The term Troglodytai ( Τρωγλοδύται ) is often found in the handwritten copies of classical texts instead of the correct form of the name Trogodytai ( Τρωγοδύται ) for a people of Ethiopia; the name appears for the first time in the 5th century BC as Trogodytai Aithiopes ( Τρωγοδύται Αἰθίοπες ) in Herodotus in book 4 of his histories as a name for a hit people in southern Libya hunted by the people of the " Garamantes " - supposedly the fastest-footed of all known to him from hearsay Eating snakes, lizards and other crawling animals, and with a language unlike any other, making sounds like those of bats. The etymology of this name is unclear.

The designation Trog l odytai is then found in Aristotle's description of pygmies and in Strabo - with the (incorrect) derivation from trogle ( τρώγλη "cave") and dynai ( δῦναι "immerse") - continues to inhabit all types of caves Peoples related.

The "Aitiopian" trough (l) odytes mentioned by Herodotus are described in more detail by Artemidor of Ephesus : They lived as nomadic cattle breeders, cultivated women and children and were possibly the ancestors of the Tubu who lived in the central Sahara .

The form Trogodytai remained common in Ptolemaic Egypt until the 1st century BC. BC. The “Aitiopian Trogodytai” were mainly Nubian tribes, otherwise the “Trogodytai” were the inhabitants of the African Red Sea coast. The form Trogodytae was almost always used by the Roman authors , but also as a general term for cave dwellers.

Troglodytes on the Red Sea

Strabo and the anonymous author of the Periplus Maris Erythraei describe troglodytes in the southern Red Sea . The important port of Berenike was located in this area .

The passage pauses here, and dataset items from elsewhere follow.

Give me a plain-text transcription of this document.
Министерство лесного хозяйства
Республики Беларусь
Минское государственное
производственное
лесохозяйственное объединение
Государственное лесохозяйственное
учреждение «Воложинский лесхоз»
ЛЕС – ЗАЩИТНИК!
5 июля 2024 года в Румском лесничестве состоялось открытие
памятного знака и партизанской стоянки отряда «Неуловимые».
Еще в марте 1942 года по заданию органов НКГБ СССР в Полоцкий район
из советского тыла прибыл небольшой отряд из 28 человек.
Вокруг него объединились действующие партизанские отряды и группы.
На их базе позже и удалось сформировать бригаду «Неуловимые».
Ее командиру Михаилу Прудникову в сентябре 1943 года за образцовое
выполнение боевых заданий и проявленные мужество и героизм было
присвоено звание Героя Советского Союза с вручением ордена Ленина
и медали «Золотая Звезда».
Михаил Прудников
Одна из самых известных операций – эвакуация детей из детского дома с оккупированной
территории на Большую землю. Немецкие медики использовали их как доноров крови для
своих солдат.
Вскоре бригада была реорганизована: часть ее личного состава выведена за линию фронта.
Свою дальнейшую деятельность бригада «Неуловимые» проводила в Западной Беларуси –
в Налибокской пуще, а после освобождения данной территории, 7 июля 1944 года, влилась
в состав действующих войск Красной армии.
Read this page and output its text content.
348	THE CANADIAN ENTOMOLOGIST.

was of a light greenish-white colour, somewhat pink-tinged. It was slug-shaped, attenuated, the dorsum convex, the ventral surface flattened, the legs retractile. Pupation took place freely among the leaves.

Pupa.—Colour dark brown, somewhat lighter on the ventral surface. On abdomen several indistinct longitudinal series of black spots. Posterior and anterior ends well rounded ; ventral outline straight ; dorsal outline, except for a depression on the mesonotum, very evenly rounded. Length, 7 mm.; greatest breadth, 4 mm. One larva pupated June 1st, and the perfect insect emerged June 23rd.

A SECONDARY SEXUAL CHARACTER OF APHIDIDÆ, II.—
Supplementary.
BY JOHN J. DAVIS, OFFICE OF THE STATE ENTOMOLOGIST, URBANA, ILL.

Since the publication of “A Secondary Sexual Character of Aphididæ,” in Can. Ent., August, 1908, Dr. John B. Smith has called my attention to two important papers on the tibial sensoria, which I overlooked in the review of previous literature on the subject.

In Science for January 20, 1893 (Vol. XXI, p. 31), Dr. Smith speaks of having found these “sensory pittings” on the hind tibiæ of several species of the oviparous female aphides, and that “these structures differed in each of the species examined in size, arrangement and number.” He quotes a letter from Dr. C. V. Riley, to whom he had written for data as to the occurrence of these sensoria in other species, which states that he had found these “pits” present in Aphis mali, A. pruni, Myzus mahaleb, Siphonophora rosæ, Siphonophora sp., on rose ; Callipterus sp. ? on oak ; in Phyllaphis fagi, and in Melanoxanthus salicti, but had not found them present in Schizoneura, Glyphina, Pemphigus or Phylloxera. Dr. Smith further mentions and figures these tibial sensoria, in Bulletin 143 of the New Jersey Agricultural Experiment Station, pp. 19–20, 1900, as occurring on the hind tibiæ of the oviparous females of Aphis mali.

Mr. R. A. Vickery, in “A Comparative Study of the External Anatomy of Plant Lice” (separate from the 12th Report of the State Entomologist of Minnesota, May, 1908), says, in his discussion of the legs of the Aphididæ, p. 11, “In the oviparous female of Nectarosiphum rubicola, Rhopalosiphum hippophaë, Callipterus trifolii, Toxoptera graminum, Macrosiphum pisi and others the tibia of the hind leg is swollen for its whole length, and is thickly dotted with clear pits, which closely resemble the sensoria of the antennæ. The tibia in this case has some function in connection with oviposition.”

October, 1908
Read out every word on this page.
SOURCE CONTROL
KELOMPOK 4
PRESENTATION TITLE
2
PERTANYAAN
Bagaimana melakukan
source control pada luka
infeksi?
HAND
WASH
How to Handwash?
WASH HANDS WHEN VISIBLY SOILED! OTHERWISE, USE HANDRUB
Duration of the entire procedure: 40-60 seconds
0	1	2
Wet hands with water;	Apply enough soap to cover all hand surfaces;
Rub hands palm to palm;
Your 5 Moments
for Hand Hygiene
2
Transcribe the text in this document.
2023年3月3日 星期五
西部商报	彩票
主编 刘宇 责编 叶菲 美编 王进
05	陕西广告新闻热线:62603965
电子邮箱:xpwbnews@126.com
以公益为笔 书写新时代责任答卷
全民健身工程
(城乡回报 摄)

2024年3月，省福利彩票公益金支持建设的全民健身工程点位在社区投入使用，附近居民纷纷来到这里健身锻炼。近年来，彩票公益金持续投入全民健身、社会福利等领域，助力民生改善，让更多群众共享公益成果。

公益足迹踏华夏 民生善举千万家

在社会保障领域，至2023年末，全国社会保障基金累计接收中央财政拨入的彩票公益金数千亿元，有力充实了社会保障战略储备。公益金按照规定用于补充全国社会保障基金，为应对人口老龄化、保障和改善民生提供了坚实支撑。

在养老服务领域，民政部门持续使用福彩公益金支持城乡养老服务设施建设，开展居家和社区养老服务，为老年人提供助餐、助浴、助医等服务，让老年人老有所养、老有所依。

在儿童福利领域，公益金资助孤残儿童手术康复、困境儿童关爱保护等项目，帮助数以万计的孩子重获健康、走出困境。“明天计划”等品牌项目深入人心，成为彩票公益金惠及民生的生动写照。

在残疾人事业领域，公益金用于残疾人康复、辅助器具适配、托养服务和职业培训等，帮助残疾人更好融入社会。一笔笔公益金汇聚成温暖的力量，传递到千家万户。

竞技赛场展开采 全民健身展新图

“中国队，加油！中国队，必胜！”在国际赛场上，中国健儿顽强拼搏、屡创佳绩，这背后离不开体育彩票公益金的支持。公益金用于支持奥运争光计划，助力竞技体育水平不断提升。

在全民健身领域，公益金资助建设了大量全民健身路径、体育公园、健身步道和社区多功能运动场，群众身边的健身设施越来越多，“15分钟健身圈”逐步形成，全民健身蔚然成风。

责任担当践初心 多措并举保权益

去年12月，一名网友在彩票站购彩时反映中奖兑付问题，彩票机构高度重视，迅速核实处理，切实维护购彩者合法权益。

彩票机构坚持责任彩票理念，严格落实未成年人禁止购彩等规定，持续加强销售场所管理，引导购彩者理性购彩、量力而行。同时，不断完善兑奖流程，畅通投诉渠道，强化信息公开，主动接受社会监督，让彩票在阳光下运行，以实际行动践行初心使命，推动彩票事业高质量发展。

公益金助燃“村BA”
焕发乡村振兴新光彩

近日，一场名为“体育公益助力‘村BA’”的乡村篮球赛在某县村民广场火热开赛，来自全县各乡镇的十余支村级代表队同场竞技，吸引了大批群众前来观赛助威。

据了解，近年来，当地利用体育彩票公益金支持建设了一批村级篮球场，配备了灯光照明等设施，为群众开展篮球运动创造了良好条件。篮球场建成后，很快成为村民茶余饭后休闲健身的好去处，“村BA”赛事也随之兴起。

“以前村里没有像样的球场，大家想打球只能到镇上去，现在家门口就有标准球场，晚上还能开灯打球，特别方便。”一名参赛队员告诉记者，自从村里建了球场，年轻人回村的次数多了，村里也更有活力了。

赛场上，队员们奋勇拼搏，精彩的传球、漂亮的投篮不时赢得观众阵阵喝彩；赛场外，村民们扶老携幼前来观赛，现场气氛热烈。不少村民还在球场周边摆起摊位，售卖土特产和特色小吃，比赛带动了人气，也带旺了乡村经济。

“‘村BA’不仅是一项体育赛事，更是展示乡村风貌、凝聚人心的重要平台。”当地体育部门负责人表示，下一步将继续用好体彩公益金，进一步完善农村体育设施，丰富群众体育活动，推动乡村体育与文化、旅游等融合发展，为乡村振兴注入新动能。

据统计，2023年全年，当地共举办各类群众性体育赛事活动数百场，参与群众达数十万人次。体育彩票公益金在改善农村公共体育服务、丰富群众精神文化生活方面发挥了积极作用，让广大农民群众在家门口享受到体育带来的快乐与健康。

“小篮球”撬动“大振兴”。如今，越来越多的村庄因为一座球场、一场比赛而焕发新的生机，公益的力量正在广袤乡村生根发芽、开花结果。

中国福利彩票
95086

Strabo gives in Book XVII of the Geographica as the alleged report of Eratosthenes :

"Τὰ δὲ κατωτέρω ἑκατέρωθεν Μερόης παρὰ μὲν τὸν Νεῖλον πρὸς τὴν Ἐρυθρὰν Μεγάβαροι καὶ Βλέμμυες͵ Αἰθιόπων ὑπακούοντες͵ Αἰγυπτίοις δ ὅμοροι · παρὰ θάλατταν δὲ Τρωγλοδύται · διεστᾶσι δὲ εἰς δέκα ἢ δώδεκα ἡμερῶν ὁδὸν οἱ κατὰ τὴν Μερόην Τρωγλοδύται τοῦ Νείλου. ἐξ ἀριστερῶν δὲ τῆς ῥύσεως τοῦ Νείλου Νοῦβαι κατοικοῦσιν ἐν τῆι Λιβύηι͵… ”

"The development on both sides below Meroe inhabit the Nile to the Red Sea towards Megabarer and Blemmyes , Ethiopians obedience, but to Egyptians marching; but troglodytes by the sea; ten to twelve day trips away are those troglodytes east of Meroe from the Nile. To the left of the river bed of the Nile, Nubians live in Libya ... "

- Strabo : Γεωγραφικά

The Periplus Maris Erythraei describes them as "fish eaters" ( Ichtyophagoi ) who live in scattered caves in narrow valleys. To the south of them live barbarians ( Barbaroi ), further inland hunter peoples ("game meat eaters") and gatherers ( mosxophagoi " twig eaters") under their respective chiefs.

In the vicinity of Adulis , after the Periplus, lay the small sandy Alalaei Islands , where the fish-eaters brought turtle shells for exchange.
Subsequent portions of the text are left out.